US consumer spending was flat in June as incomes remained stagnant, amid slower economic growth and high unemployment.
The US Commerce Department said consumption expenditures fell by less than 0.1% compared with a similar percentage rise in May.
Disposal personal incomes - income after taxes have been paid - rose in June by a less than 0.1% from 0.3% the previous month.
Most economists had expected flat spending but incomes to rise 0.1%. Consumer spending is a key driver of US economic growth, usually accounting for two-thirds of output.
The US economy has been growing since mid-2009 after plunging into recession in December 2007, but the expansion pace has slowed with unemployment hovering around 9.5%.
Separate figures show that US factory orders slumped in June, providing further evidence that the manufacturing recovery is slowing.
New factory orders decreased for a second consecutive month, shrinking by over $5 billion, or 1.2%, the Commerce Department said.
Factory orders had only been expected to dip by around 0.5%. The worse than expected figure raised concerns about the fragile recovery.
Manufacturing had been a bright spot in the US economic rebound, as firms rapidly rebuilt inventories depleted during the depths of the recession. Goods sales had also been boosted by President Barack Obama's export drive and the stronger dollar.
But in recent months the rate of inventory build up has slowed and the dollar has lost ground to the euro, making exports to Europe more expensive.
Pending home sales down to nine-year low
The number of contracts signed to purchase existing homes in the US unexpectedly fell in June to its lowest level in nine years, private data showed today.
The National Association of Realtors said its pending home sales index declined 2.6% to 75.7 points based on contracts signed in June compared to the earlier month.
The index stands at its lowest level on records dating back to 2001 and was 18.6% lower compared to the same time last year.
The decrease followed May's sharp 30% decline on the expiry of a government homebuyer tax credit aimed at propping up the housing sector, which was at the epicentre of financial turmoil that plunged the economy into recession in December 2007.
Lower home sales are expected to continue in the short term amid relatively high inventory levels, said Lawrence Yun, NAR chief economist.
The economy, which started recovering since the middle of last year from the recession, is facing a growth slowdown as unemployment remains at a high 9.5%.

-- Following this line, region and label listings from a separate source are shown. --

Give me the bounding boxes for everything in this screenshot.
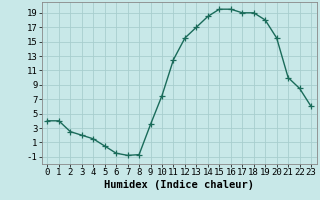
X-axis label: Humidex (Indice chaleur): Humidex (Indice chaleur)	[104, 180, 254, 190]
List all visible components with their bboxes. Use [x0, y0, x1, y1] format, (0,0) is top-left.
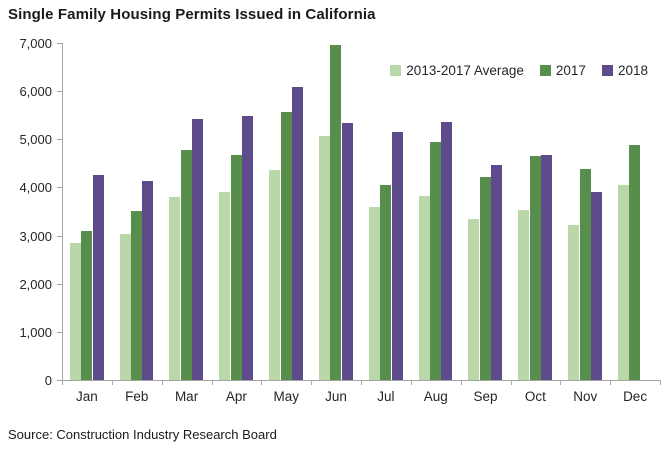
legend-swatch-icon: [539, 65, 551, 76]
y-axis-tick: [57, 43, 62, 44]
y-axis-tick-label: 0: [44, 373, 52, 388]
x-axis-tick-label: Nov: [573, 389, 598, 404]
legend-label: 2018: [617, 63, 648, 78]
y-axis-tick: [57, 91, 62, 93]
y-axis-tick: [57, 139, 62, 141]
bar-2013-2017-average-dec: [617, 184, 629, 380]
chart-legend: 2013-2017 Average 2017 2018: [390, 63, 648, 78]
bar-2017-jun: [330, 45, 342, 380]
y-axis-line: [62, 43, 63, 380]
legend-item: 2013-2017 Average: [390, 63, 524, 78]
x-axis-tick-label: Mar: [174, 389, 199, 404]
bar-2013-2017-average-aug: [418, 196, 430, 380]
legend-label: 2017: [555, 63, 586, 78]
x-axis-tick: [211, 380, 213, 385]
bar-2013-2017-average-jul: [368, 206, 380, 380]
x-axis-tick: [62, 380, 63, 385]
x-axis-tick-label: Apr: [225, 389, 247, 404]
bar-2018-aug: [441, 121, 453, 380]
bar-2017-may: [280, 112, 292, 380]
bar-2017-sep: [479, 177, 491, 380]
bar-2017-dec: [629, 144, 641, 380]
x-axis-tick: [361, 380, 362, 385]
x-axis-tick: [311, 380, 313, 385]
bar-2018-jan: [92, 175, 104, 380]
x-axis-tick-label: Dec: [623, 389, 648, 404]
bar-2018-oct: [541, 154, 553, 380]
bar-2017-jul: [380, 185, 392, 380]
legend-swatch-icon: [601, 65, 613, 76]
x-axis-tick-label: Jul: [377, 389, 395, 404]
x-axis-tick-label: Aug: [423, 389, 448, 404]
bar-2018-sep: [491, 164, 503, 380]
x-axis-line: [57, 380, 661, 381]
bar-2018-may: [291, 87, 303, 380]
legend-item: 2017: [539, 63, 586, 78]
y-axis-tick: [57, 235, 62, 237]
y-axis-tick: [57, 380, 62, 381]
bar-2018-mar: [192, 119, 204, 380]
source-note: Source: Construction Industry Research B…: [8, 427, 277, 442]
x-axis-tick-label: May: [273, 389, 299, 404]
legend-swatch-icon: [390, 65, 402, 76]
bar-2018-jun: [341, 123, 353, 380]
x-axis-tick: [261, 380, 263, 385]
x-axis-tick: [610, 380, 612, 385]
y-axis-tick-label: 2,000: [19, 276, 52, 292]
x-axis-tick: [510, 380, 512, 385]
y-axis-tick-label: 4,000: [19, 180, 52, 196]
x-axis-tick: [161, 380, 163, 385]
x-axis-tick: [660, 380, 661, 385]
y-axis-tick-label: 1,000: [19, 324, 52, 340]
y-axis-tick-label: 6,000: [19, 84, 52, 100]
bar-2013-2017-average-feb: [119, 234, 131, 380]
bar-2017-aug: [430, 141, 442, 380]
bar-2017-apr: [230, 154, 242, 380]
y-axis-tick: [57, 283, 62, 285]
bar-2017-mar: [180, 149, 192, 380]
y-axis-tick-label: 7,000: [19, 36, 52, 51]
bar-2018-feb: [142, 181, 154, 380]
legend-item: 2018: [601, 63, 648, 78]
x-axis-tick-label: Sep: [473, 389, 498, 404]
bar-2013-2017-average-mar: [169, 197, 181, 380]
x-axis-tick: [460, 380, 462, 385]
chart-title: Single Family Housing Permits Issued in …: [8, 6, 376, 23]
legend-label: 2013-2017 Average: [406, 63, 524, 78]
y-axis-tick: [57, 331, 62, 333]
bar-2013-2017-average-sep: [468, 218, 480, 380]
y-axis-tick-label: 5,000: [19, 132, 52, 148]
bar-2018-jul: [391, 131, 403, 380]
x-axis-tick-label: Oct: [524, 389, 546, 404]
bar-2013-2017-average-jun: [318, 136, 330, 380]
bar-2018-nov: [590, 192, 602, 380]
x-axis-tick: [560, 380, 562, 385]
bar-2017-oct: [529, 155, 541, 380]
bar-2013-2017-average-apr: [219, 192, 231, 380]
bar-2018-apr: [242, 116, 254, 380]
x-axis-tick-label: Jan: [76, 389, 98, 404]
bar-2013-2017-average-oct: [518, 210, 530, 380]
bar-2013-2017-average-jan: [69, 242, 81, 380]
bar-2017-jan: [81, 230, 93, 380]
x-axis-tick: [410, 380, 412, 385]
y-axis-tick-label: 3,000: [19, 228, 52, 244]
x-axis-tick-label: Jun: [325, 389, 347, 404]
bar-2013-2017-average-nov: [568, 224, 580, 380]
bar-2017-nov: [579, 168, 591, 380]
x-axis-tick-label: Feb: [125, 389, 149, 404]
bar-2013-2017-average-may: [269, 169, 281, 380]
y-axis-tick: [57, 187, 62, 189]
bar-2017-feb: [131, 210, 143, 380]
x-axis-tick: [111, 380, 113, 385]
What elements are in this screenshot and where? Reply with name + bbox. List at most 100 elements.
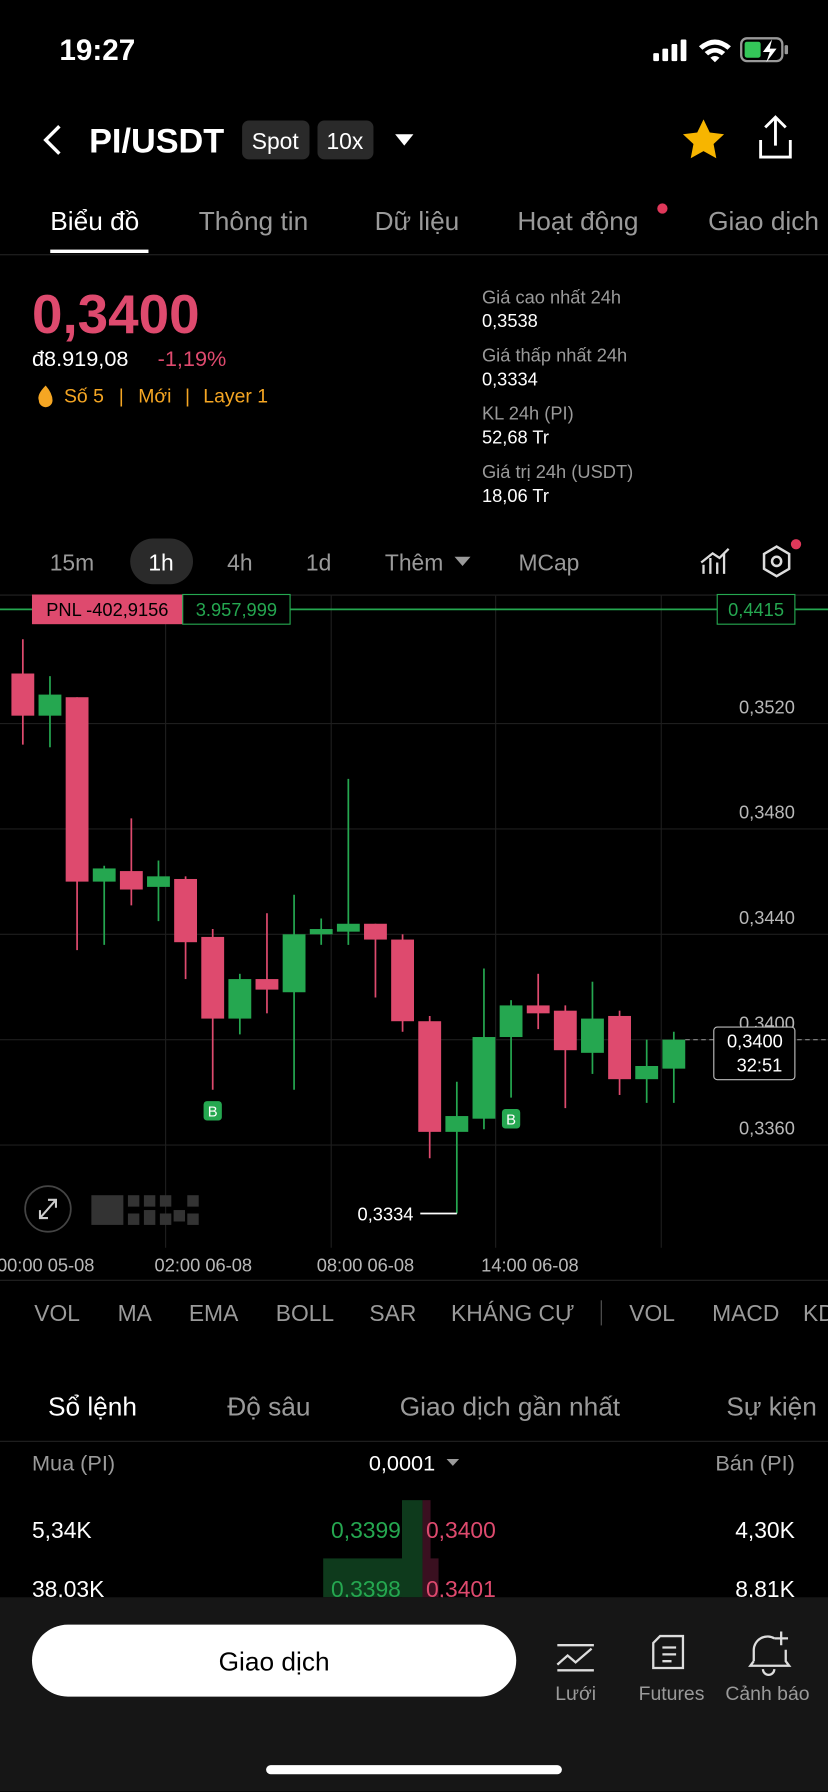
candle-body	[553, 1010, 577, 1051]
y-tick-label: 0,3520	[739, 696, 795, 717]
candle-body	[282, 934, 306, 993]
candle-body	[119, 871, 143, 890]
depth-bar	[323, 1558, 423, 1598]
trade-button[interactable]	[31, 1624, 517, 1697]
tag: Mới	[138, 386, 171, 408]
stat-label: Giá thấp nhất 24h	[482, 345, 627, 366]
interval[interactable]: Thêm	[385, 550, 443, 576]
tab[interactable]: Dữ liệu	[375, 206, 460, 236]
book-tab[interactable]: Sự kiện	[726, 1392, 817, 1422]
candle-body	[472, 1037, 496, 1119]
notification-dot	[657, 203, 668, 214]
indicator-separator	[600, 1300, 602, 1326]
badge: Spot	[252, 128, 300, 154]
interval[interactable]: MCap	[518, 550, 579, 576]
ask-price: 0,3400	[426, 1517, 496, 1543]
alert-icon[interactable]	[748, 1631, 792, 1677]
action-label: Futures	[639, 1683, 705, 1705]
expand-button[interactable]	[24, 1185, 72, 1233]
dropdown-icon[interactable]	[454, 556, 471, 566]
indicator[interactable]: MACD	[712, 1300, 779, 1326]
depth-bar	[422, 1558, 439, 1598]
stat-value: 0,3334	[482, 368, 538, 389]
action-label: Lưới	[555, 1683, 596, 1705]
stat-label: Giá trị 24h (USDT)	[482, 461, 633, 482]
share-button[interactable]	[759, 115, 792, 159]
home-indicator	[266, 1765, 562, 1775]
interval[interactable]: 15m	[50, 550, 94, 576]
book-tab[interactable]: Giao dịch gần nhất	[400, 1392, 621, 1422]
status-icons	[653, 37, 789, 63]
buy-marker-label: B	[506, 1112, 516, 1128]
pnl-price-bg	[716, 593, 796, 625]
interval[interactable]: 1h	[148, 550, 173, 576]
book-tab[interactable]: Độ sâu	[227, 1392, 310, 1422]
book-tab[interactable]: Sổ lệnh	[48, 1392, 137, 1422]
watermark	[91, 1195, 199, 1225]
indicator[interactable]: SAR	[369, 1300, 416, 1326]
indicator[interactable]: VOL	[34, 1300, 80, 1326]
divider	[0, 254, 828, 256]
tag-separator: |	[185, 386, 190, 408]
x-tick-label: 14:00 06-08	[481, 1255, 579, 1276]
back-button[interactable]	[43, 125, 61, 155]
candle-body	[309, 929, 333, 935]
pnl-label: PNL -402,9156	[46, 599, 168, 620]
candle-body	[174, 878, 198, 943]
indicator[interactable]: MA	[118, 1300, 153, 1326]
indicator-button[interactable]	[700, 548, 730, 574]
countdown: 32:51	[737, 1055, 783, 1076]
step-selector[interactable]: 0,0001	[369, 1450, 435, 1475]
favorite-star[interactable]	[682, 119, 725, 159]
indicator[interactable]: BOLL	[276, 1300, 334, 1326]
dropdown-icon[interactable]	[395, 134, 414, 146]
buy-header: Mua (PI)	[32, 1450, 115, 1475]
candlestick-chart: 0,3520 0,3480 0,3440 0,3400 0,3360 00:00 05-0…	[0, 593, 828, 1276]
indicator[interactable]: KHÁNG CỰ	[451, 1300, 575, 1326]
candle-body	[499, 1005, 523, 1038]
buy-size: 5,34K	[32, 1517, 92, 1543]
pnl-bg	[31, 594, 183, 625]
candle-body	[228, 979, 252, 1019]
divider	[0, 1279, 828, 1281]
pnl-amount: 3.957,999	[196, 599, 277, 620]
price-change: -1,19%	[158, 346, 227, 371]
depth-bar	[422, 1500, 431, 1598]
indicator-bar: VOL MA EMA BOLL SAR KHÁNG CỰ VOL MACD KDJ	[34, 1300, 828, 1326]
x-tick-label: 02:00 06-08	[155, 1255, 252, 1276]
y-tick-label: 0,3360	[739, 1118, 795, 1139]
settings-button[interactable]	[762, 545, 791, 578]
tag: Layer 1	[203, 386, 268, 408]
candle-body	[581, 1018, 604, 1053]
x-tick-label: 08:00 06-08	[317, 1255, 414, 1276]
fire-icon	[38, 385, 53, 408]
y-tick-label: 0,3480	[739, 802, 795, 823]
buy-marker-label: B	[208, 1105, 218, 1121]
tab[interactable]: Biểu đồ	[50, 206, 139, 236]
trade-button-label: Giao dịch	[219, 1646, 330, 1676]
divider	[0, 594, 828, 596]
grid-icon[interactable]	[556, 1644, 594, 1672]
candle-body	[336, 923, 360, 932]
tab[interactable]: Hoạt động	[517, 206, 638, 236]
badge: 10x	[326, 128, 363, 154]
indicator[interactable]: KDJ	[803, 1300, 828, 1326]
interval[interactable]: 1d	[306, 550, 331, 576]
interval[interactable]: 4h	[227, 550, 252, 576]
candle-body	[608, 1015, 631, 1080]
current-price: 0,3400	[727, 1031, 783, 1052]
stat-value: 0,3538	[482, 310, 538, 331]
candle-body	[418, 1021, 442, 1132]
indicator[interactable]: EMA	[189, 1300, 239, 1326]
pnl-price: 0,4415	[728, 599, 784, 620]
tab[interactable]: Thông tin	[199, 206, 308, 236]
clock: 19:27	[59, 34, 135, 67]
indicator[interactable]: VOL	[629, 1300, 675, 1326]
stats: Giá cao nhất 24h 0,3538 Giá thấp nhất 24h0…	[482, 286, 633, 506]
futures-icon[interactable]	[652, 1634, 685, 1670]
candle-body	[11, 673, 35, 716]
tab[interactable]: Giao dịch	[708, 206, 819, 236]
badge-bg	[242, 120, 310, 160]
candle-body	[445, 1116, 469, 1132]
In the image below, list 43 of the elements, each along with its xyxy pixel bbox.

'There could be a couple of additional months of slow home-sales activity before picking up later in the year, provided the job market continues to improve,' he said.
He said home prices had come down to 'fundamentally justifiable levels' with some local markets continued to show strengthening prices. Yun also expected mortgage interest rates to remain historically low for the rest of the year with 'very modest growth' in employment.